Il semble qu’un des points notables du désaccord entre Castoriadis et Lefort, au-delà du problème de l’organisation politique, qui a été l’un des motifs centraux de la rupture entre les deux penseurs à la fin des années 1950, tient à la conception qu’ils se font de la démocratie et du statut qu’ils accordent au pouvoir politique. Il y a chez eux une façon très différente de poser la question de la loi, qui implique de concevoir d’une manière fort divergente le rapport que la société entretient à elle-même : si, pour Castoriadis, la réflexivité inhérente à l’institution démocratique doit être pensée dans la perspective de l’autonomie, un peuple ne pouvant être libre que s’il obéit à la loi qu’il s’est lui-même donnée, la réflexivité politique doit au contraire se penser d’après Lefort comme avènement de la liberté à partir d’un nouage entre dehors et dedans, où puisse s’articuler la mise en question de la loi dans l’horizon d’une hétéronomie indépassable.

Ce colloque cherche précisément à faire ressortir les différences d’approche entre une pensée de la démocratie comme auto-institution explicite de la société et une conception de l’agir démocratique soucieuse de mettre avant tout l’accent sur le fait du conflit et de la division sociale, l’objet de l’agir démocratique consistant davantage pour Lefort à contester le pouvoir, en revendiquant contre lui des droits, qu’à chercher à en démocratiser l’exercice effectif comme le soutient Castoriadis.

Mardi 15 octobre 2013

salle D201b, bâtiment D

Après-midi

Présidence : Nicolas Poirier

14h – Jean-Louis Fabiani : « qu’est-ce qu’une pratique philosophique minoritaire ? ».

14h30 – Robert Legros : « La critique du relativisme généralisé d’après Lefort et Castoriadis ».

15h – Pauline Colonna d’Istria : « A l’ombre du politique : un certain usage de la psychanalyse »

15h30 – Baptiste Calmejane : « Fin de la philosophie ? Fin de la démocratie ? Conformisme, privatisation, hétéronomie ».

16h-17h – Discussion.

Mercredi 16 octobre 2013

salle D 201b, bâtiment D

Matinée

Présidence : Stéphane Haber

10h – Judith Revel : « L’expérience politique de Socialisme ou Barbarie (1949-1958) : Lefort avant Lefort ».

10h30 – Nicolas Poirier : « La division sociale : Lefort lecteur de Machiavel ».

11h – Nicolas Piqué : « Castoriadis et Lefort, les raisons d’un désaccord ».

11h30-12h15 : Discussion.

Après-midi

Présidence : Christian Laval

14h – Philippe Caumières : « Le sens de la démocratie ».

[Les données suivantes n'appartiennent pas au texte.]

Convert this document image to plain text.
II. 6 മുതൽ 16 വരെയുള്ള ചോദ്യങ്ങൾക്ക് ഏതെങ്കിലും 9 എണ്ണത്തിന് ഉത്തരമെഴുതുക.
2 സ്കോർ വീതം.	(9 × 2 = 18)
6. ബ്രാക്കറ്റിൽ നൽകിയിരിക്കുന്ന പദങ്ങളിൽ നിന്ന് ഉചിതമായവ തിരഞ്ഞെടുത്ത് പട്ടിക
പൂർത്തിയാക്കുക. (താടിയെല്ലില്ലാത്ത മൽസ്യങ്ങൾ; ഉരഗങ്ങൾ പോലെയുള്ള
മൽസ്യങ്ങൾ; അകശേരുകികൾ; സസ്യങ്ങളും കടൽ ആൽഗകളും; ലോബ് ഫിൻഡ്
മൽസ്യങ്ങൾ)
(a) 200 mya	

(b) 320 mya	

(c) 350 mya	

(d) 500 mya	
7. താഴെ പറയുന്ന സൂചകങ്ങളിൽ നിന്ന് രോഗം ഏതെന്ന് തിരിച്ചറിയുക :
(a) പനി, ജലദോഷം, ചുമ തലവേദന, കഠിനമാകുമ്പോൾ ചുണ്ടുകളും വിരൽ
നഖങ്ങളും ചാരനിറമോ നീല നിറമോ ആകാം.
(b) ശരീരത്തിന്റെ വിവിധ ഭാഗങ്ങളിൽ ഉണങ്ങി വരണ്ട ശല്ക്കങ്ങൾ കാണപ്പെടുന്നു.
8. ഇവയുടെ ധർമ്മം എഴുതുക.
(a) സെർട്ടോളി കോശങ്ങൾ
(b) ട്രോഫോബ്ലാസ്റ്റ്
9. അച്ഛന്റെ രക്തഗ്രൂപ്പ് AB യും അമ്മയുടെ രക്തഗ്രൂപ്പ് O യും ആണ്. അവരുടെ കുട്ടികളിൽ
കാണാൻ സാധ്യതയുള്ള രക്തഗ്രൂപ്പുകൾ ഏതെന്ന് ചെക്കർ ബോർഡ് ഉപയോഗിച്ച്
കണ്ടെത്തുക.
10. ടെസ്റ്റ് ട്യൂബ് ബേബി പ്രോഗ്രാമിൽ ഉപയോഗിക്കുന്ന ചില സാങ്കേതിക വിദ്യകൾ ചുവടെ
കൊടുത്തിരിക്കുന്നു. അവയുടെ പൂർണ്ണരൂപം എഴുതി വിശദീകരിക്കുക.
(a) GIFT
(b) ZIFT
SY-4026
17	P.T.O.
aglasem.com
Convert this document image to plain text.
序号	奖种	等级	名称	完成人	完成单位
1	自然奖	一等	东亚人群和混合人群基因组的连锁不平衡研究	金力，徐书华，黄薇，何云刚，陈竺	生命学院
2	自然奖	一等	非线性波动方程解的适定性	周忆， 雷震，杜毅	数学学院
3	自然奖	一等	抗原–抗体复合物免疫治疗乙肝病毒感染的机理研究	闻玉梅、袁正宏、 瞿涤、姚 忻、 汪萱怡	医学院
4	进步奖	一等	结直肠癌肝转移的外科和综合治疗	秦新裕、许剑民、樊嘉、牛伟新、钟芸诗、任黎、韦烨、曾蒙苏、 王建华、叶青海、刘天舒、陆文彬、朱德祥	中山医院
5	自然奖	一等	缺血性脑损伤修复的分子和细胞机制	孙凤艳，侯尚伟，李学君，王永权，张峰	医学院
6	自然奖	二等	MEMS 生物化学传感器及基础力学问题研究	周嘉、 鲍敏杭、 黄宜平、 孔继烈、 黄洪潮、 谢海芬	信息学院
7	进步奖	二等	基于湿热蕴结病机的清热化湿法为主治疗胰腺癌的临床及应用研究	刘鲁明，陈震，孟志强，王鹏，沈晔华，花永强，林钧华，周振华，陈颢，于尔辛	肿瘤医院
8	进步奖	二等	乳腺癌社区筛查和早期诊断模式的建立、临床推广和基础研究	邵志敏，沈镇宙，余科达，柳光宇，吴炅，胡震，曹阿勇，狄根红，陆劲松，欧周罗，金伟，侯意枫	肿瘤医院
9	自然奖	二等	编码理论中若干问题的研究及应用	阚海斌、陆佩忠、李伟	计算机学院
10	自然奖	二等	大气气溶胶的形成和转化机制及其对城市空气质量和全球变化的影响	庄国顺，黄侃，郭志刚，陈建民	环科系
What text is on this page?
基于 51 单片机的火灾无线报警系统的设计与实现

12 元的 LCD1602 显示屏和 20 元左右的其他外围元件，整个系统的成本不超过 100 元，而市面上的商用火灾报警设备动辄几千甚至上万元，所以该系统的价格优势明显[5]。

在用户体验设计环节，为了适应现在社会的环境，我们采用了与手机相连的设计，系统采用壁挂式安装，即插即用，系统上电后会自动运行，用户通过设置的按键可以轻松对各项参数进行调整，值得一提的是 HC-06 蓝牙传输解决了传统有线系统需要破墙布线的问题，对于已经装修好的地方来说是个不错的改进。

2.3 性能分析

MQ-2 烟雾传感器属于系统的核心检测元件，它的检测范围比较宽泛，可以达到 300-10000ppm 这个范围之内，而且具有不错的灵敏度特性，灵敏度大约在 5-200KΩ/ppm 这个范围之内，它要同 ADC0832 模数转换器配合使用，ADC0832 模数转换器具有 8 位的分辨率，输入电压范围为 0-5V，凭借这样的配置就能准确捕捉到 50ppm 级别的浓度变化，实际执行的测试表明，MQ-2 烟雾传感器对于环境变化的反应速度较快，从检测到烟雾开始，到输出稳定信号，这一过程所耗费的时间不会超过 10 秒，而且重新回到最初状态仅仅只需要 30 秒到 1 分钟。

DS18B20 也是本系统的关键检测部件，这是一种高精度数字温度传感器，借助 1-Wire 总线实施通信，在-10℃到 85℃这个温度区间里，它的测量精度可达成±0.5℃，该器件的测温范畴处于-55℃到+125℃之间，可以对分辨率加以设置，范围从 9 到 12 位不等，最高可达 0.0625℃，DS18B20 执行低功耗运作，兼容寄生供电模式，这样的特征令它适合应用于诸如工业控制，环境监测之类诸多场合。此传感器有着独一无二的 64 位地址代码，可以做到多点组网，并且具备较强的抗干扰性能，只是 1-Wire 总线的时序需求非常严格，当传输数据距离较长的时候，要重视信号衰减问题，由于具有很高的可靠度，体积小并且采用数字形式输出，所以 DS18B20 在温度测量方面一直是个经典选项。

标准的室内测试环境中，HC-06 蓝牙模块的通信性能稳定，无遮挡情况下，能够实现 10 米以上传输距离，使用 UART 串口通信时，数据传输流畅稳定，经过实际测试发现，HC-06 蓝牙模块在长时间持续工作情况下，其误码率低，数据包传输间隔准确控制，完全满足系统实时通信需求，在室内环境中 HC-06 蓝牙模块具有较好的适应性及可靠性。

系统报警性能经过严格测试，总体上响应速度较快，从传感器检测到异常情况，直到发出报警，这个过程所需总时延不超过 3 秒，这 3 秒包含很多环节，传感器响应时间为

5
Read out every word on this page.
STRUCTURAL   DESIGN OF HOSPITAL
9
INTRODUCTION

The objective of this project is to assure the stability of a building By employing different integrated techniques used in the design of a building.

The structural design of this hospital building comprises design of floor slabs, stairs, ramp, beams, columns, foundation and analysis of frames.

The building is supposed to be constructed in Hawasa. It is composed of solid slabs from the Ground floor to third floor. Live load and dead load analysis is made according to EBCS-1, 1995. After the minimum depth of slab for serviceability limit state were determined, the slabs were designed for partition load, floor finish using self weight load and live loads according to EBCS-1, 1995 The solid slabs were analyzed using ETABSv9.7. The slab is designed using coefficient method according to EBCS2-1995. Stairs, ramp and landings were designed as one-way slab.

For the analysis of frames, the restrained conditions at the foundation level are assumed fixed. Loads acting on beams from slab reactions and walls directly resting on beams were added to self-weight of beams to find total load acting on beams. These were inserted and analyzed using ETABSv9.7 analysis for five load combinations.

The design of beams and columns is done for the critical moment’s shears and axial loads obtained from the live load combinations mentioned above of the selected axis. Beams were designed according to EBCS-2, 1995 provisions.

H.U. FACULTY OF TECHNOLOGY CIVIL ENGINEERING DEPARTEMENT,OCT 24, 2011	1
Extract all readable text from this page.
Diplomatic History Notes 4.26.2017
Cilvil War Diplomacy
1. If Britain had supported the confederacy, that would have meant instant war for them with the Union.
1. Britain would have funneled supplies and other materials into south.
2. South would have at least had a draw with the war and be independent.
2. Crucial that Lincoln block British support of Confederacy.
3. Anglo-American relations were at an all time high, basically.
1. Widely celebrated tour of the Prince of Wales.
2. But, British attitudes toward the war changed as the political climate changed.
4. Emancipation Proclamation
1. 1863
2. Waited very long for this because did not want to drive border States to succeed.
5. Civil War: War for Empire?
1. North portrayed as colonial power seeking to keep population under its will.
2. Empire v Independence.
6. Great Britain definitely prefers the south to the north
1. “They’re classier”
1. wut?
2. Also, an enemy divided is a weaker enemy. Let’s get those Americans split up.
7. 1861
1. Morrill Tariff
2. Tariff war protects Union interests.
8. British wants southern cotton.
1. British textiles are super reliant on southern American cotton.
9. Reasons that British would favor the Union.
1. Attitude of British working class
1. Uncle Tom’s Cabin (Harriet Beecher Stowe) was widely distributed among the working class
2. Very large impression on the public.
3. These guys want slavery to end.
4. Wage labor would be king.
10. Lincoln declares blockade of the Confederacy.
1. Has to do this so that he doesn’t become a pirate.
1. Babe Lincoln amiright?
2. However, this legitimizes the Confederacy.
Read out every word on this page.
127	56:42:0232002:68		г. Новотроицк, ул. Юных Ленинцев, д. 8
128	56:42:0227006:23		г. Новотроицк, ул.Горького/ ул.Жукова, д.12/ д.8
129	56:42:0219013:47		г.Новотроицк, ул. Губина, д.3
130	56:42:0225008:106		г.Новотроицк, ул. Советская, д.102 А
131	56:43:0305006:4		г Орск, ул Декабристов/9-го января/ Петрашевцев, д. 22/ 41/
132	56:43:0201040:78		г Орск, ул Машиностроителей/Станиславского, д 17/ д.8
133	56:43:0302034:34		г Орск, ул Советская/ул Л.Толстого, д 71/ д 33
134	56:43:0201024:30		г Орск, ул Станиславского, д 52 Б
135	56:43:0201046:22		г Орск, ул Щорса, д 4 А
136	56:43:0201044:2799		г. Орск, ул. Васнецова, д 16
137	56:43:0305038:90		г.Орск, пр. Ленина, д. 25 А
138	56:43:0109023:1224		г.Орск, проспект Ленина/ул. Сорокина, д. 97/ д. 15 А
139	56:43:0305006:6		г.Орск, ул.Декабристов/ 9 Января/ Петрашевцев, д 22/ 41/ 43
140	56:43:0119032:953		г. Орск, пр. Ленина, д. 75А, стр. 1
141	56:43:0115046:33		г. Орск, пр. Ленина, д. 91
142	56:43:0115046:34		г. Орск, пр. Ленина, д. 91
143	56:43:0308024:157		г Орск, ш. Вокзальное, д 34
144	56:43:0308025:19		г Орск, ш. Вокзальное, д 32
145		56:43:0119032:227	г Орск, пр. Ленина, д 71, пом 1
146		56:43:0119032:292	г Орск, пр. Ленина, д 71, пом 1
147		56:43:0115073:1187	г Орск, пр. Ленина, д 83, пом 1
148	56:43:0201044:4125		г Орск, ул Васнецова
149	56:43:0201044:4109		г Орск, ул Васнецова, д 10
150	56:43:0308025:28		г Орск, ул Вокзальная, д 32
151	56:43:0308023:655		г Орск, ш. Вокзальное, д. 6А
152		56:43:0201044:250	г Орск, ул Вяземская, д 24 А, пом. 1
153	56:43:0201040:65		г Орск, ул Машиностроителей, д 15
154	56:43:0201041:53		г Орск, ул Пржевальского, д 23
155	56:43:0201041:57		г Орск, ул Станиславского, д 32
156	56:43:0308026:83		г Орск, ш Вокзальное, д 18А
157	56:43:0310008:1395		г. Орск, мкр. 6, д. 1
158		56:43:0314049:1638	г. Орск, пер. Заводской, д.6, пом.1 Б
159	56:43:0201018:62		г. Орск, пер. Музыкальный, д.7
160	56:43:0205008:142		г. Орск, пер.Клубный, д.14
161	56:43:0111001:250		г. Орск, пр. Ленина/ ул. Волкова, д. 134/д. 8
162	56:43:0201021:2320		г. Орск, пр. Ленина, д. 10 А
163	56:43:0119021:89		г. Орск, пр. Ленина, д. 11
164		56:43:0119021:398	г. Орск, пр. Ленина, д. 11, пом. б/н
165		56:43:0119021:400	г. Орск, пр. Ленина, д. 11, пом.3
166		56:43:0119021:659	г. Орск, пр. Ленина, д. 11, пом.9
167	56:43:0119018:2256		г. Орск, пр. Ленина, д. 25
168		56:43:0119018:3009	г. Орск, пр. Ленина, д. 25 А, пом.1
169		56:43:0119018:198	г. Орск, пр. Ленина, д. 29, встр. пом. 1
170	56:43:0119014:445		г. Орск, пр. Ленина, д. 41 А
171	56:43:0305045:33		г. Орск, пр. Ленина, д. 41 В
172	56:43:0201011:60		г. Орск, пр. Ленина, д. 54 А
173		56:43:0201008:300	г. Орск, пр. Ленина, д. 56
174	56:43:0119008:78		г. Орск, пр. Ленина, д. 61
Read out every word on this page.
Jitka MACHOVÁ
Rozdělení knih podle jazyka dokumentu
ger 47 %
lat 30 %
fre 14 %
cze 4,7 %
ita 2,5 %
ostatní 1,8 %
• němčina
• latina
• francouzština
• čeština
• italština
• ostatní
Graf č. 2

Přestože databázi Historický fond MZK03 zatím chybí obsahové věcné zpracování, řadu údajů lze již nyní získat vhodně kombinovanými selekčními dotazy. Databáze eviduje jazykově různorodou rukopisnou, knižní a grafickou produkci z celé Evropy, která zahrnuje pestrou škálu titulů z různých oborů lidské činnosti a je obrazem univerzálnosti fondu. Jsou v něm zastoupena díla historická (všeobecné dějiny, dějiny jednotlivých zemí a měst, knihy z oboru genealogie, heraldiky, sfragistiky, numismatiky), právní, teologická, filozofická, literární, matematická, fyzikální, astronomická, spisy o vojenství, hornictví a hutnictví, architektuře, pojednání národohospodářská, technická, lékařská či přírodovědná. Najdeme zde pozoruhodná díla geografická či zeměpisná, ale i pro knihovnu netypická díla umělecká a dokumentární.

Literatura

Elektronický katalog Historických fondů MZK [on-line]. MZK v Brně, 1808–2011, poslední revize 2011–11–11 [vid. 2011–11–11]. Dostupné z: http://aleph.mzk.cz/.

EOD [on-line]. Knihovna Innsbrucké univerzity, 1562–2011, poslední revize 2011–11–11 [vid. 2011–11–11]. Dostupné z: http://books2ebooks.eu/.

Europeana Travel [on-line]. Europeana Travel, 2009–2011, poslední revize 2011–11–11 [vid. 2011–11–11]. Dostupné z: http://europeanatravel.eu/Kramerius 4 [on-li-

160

14h30 – Antoine Chollet : « Entre le peuple-Un et le dèmos : figures du peuple chez Lefort et Chez Castoriadis.

15h – Fabien Delmotte : « La question de la révolution française »

15h30-16h15 – Discussion.

Jeudi 17 octobre 2013

salle desconseils à la maison de l’archéologie et de l’ethnologie.

Matinée

Présidence : Martine Lemire

10h – Cécile Vaissé : « Claude Lefort et l’Urss ».

10h30 – Patrick Massa : « Socialisme ou Barbarie devant la question de la mobilité sociale. »

11h – Serge Audier : « Que reste-t-il de l’antitotalitarisme de gauche ? »

11h30-12h15 – Discussion

Après-midi

Présidence : Alain Caillé

14h – Aurélie Ledoux : « La critique du capitalisme chez Castoriadis et Lefort ».

14h30 – Jean-Claude Monod :

15h – Bruno Bernardi : « Sur le concept d’auto-institution de la société ».